The high school football game played on East Hampton’s field Saturday was indeed a tough one, the West Islip Lions proving to be the toughest foes the Bonackers had faced this fall, with presumably an even tougher one, undefeated Sayville, looming.
A 5-yard screen pass near the end of the fourth quarter, with East Hampton leading 28-24 at the time, proved to be the proverbial dagger. But the nonstop action leading up to that stunning 65-yard, back-breaking play was gripping, beginning with a game-opening 67-yard, 14-play Bonac touchdown drive in which Theo Ball, East Hampton’s quarterback, Cole Dunchick, Alex Davis and Jackson Ronick — who, with fourth-and-goal from 6 inches out, ran the ball into West Islip’s end zone — played major roles.
The Lions — as they were to do all day — came right back. But East Hampton’s defenders stood them off four times after they’d advanced to a first-and-goal at the home team’s 5-yard line. The line thwarted two rushes, Charlie Stern batted away a third-and-goal pass in the end zone, and Davis, a linebacker on defense, capped the goal-line stand as he tackled the fourth-down runner at the 2, where East Hampton took over.
The Bonackers were to cash in on that second series too, the 98-yard, 17-play drive beginning with two minutes left in the first quarter and ending with six minutes left to play in the second — a length-of-the-field drive, moreover, during which a 55-yard run by Davis was called back because of a blindside block that set East Hampton back on its 15.
No matter. Ball’s first-and-25 pass for Livs Kuplins was hauled in at West Islip’s 49, and, after a 5-yard penalty, Ball connected with Stern for a first down at the Lions’ 44. Two subsequent carries by Davis advanced the ball to the 39. Ball’s third-down pass for Kuplins went incomplete, but on fourth down, Jackson Carney took Ball’s handoff and hit Ronick with an aerial at the visitors’ 22.
Two carries by Davis, the first good for 1 yard, the second good for 17, treated the Bonackers to a first-and-goal at West Islip’s 4, after which Ball threw a dart up the middle to Stern in the end zone. Manny Morales, as he had following Ronick’s touchdown earlier — and as he would following East Hampton’s subsequent scores — tacked on the extra point, upping his and his teammates’ lead to 14-0.
The visitors, however, were not about to go away.

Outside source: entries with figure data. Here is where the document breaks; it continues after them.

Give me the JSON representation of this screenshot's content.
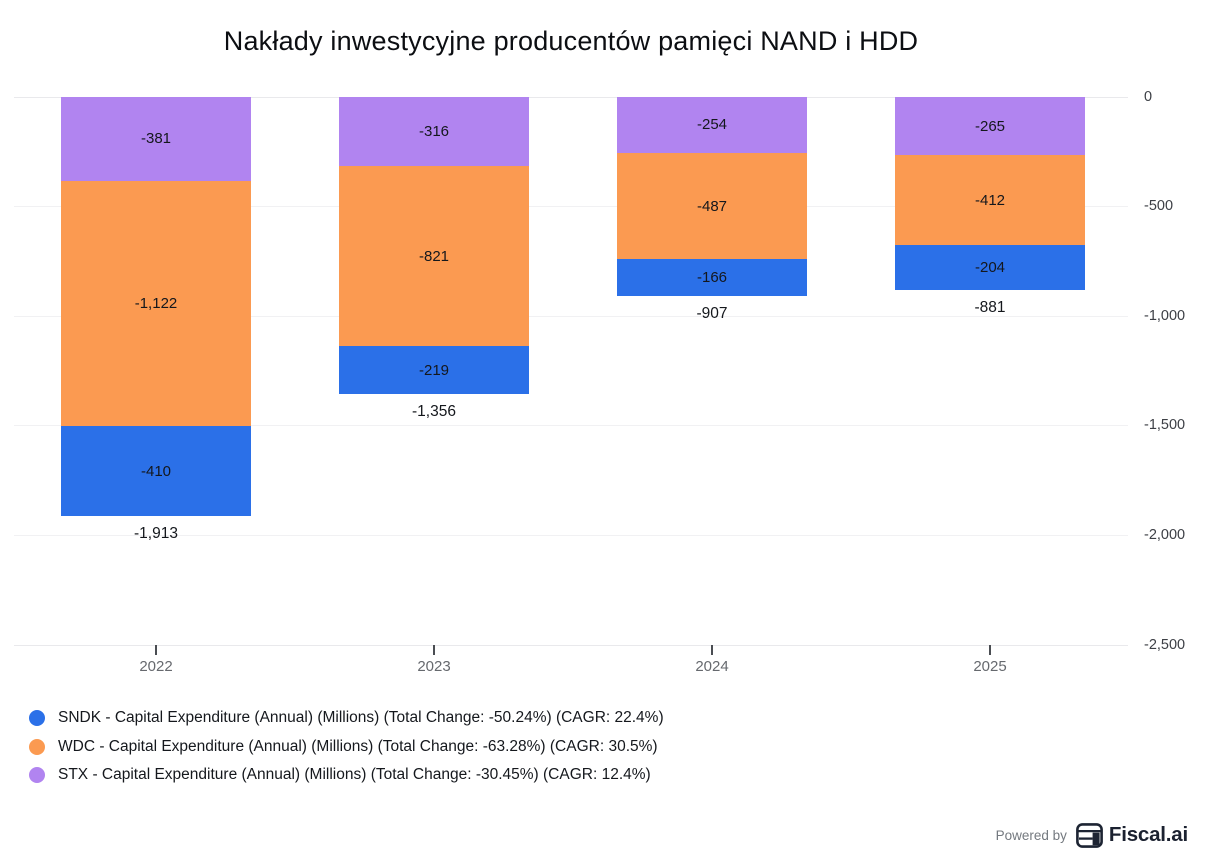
{
  "title": "Nakłady inwestycyjne producentów pamięci NAND i HDD",
  "chart_data": {
    "type": "bar",
    "stacked": true,
    "orientation": "vertical",
    "categories": [
      "2022",
      "2023",
      "2024",
      "2025"
    ],
    "series": [
      {
        "name": "SNDK",
        "color": "#2b70e8",
        "values": [
          -410,
          -219,
          -166,
          -204
        ],
        "labels": [
          "-410",
          "-219",
          "-166",
          "-204"
        ]
      },
      {
        "name": "WDC",
        "color": "#fb9a51",
        "values": [
          -1122,
          -821,
          -487,
          -412
        ],
        "labels": [
          "-1,122",
          "-821",
          "-487",
          "-412"
        ]
      },
      {
        "name": "STX",
        "color": "#b184f0",
        "values": [
          -381,
          -316,
          -254,
          -265
        ],
        "labels": [
          "-381",
          "-316",
          "-254",
          "-265"
        ]
      }
    ],
    "stack_order_top_to_bottom": [
      "STX",
      "WDC",
      "SNDK"
    ],
    "totals": [
      -1913,
      -1356,
      -907,
      -881
    ],
    "total_labels": [
      "-1,913",
      "-1,356",
      "-907",
      "-881"
    ],
    "y_axis": {
      "side": "right",
      "min": -2500,
      "max": 0,
      "tick_values": [
        0,
        -500,
        -1000,
        -1500,
        -2000,
        -2500
      ],
      "tick_labels": [
        "0",
        "-500",
        "-1,000",
        "-1,500",
        "-2,000",
        "-2,500"
      ]
    },
    "grid": true,
    "legend_position": "bottom-left"
  },
  "legend": {
    "items": [
      {
        "name": "SNDK",
        "color": "#2b70e8",
        "label": "SNDK - Capital Expenditure (Annual) (Millions) (Total Change: -50.24%) (CAGR: 22.4%)"
      },
      {
        "name": "WDC",
        "color": "#fb9a51",
        "label": "WDC - Capital Expenditure (Annual) (Millions) (Total Change: -63.28%) (CAGR: 30.5%)"
      },
      {
        "name": "STX",
        "color": "#b184f0",
        "label": "STX - Capital Expenditure (Annual) (Millions) (Total Change: -30.45%) (CAGR: 12.4%)"
      }
    ]
  },
  "footer": {
    "powered_by": "Powered by",
    "brand": "Fiscal.ai"
  }
}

They got on the scoreboard with 17 seconds remaining in the half thanks to an 85-yard, 15-play drive capped by Jake Kramer’s 4-yard touchdown carry.
East Hampton kicked off to begin the second half, the receiver fumbled, Pax Minardi jarred the ball loose, and Ronick recovered at West Islip’s 22. But what seemed to be a big break quickly vanished when a first-down floater tossed by Ball, who had been chased, wound up in the hands of his opposite number, T.J. Sonnenberg, at the 18. Sonnenberg ran the ball back to his team’s 41, and the visitors went on from there, Kramer toting the ball primarily before Sonnenberg hit Conor Kenefick with a second-and-goal touchdown pass from the 5. That TD tied things up at 14-14, and served notice that the battle had been joined.
East Hampton needed a big play, and Kuplins obliged, fielding the kick-off moments later at the 15 and running it back all the way, to the delight of his coaches, teammates and the sizable hometown crowd.
The 21-14 lead didn’t last long, however — the Lions replied with a 62-yard, eight-play scoring drive of their own, Sonnenberg’s 8-yard pass for Jovan Brewster in Bonac’s end zone capping it.
Then things began to go a bit south insofar as East Hampton was concerned. A rare fumble by Davis that West Islip recovered at East Hampton’s 36-yard line near the end of the third period led, following another staunch Bonac first-and-goal stand, to a 24-yard field goal by Kenefick that treated the visitors to their first lead of the afternoon, at 24-21, with 9 minutes left in the game.
Davis quickly atoned. A 44-yard touchdown run of his with five-and-a-half minutes left wrested the lead back at 28-24. But a minute later, the cheering that had greeted the Bridgehampton senior’s determined dash through would-be tacklers gave way to stunned silence in the wake of the aforementioned 5-yard screen pass to Kramer, who, behind the Lions’ offensive linemen, who had been released, ran 65 yards for the touchdown that ate Bonac’s dreams.
There were still four-and-a-half minutes remaining, but East Hampton could get nothing going, turning the ball over about three minutes later at midfield following a wobbly, partially-blocked fourth-down pass that Dunchick couldn’t corral at the visitors’ 40, after which Sonnenberg and his fellow Lions ran the clock down in the 31-28 victory.
West Islip’s win improved its record to 5-1 and dropped East Hampton to 4-2. East Hampton head coach Joe McKee said in the postgame huddle that they might well see West Islip again in the postseason.
“There’s a lot of the season left, you can’t fold now. Keep your heads up."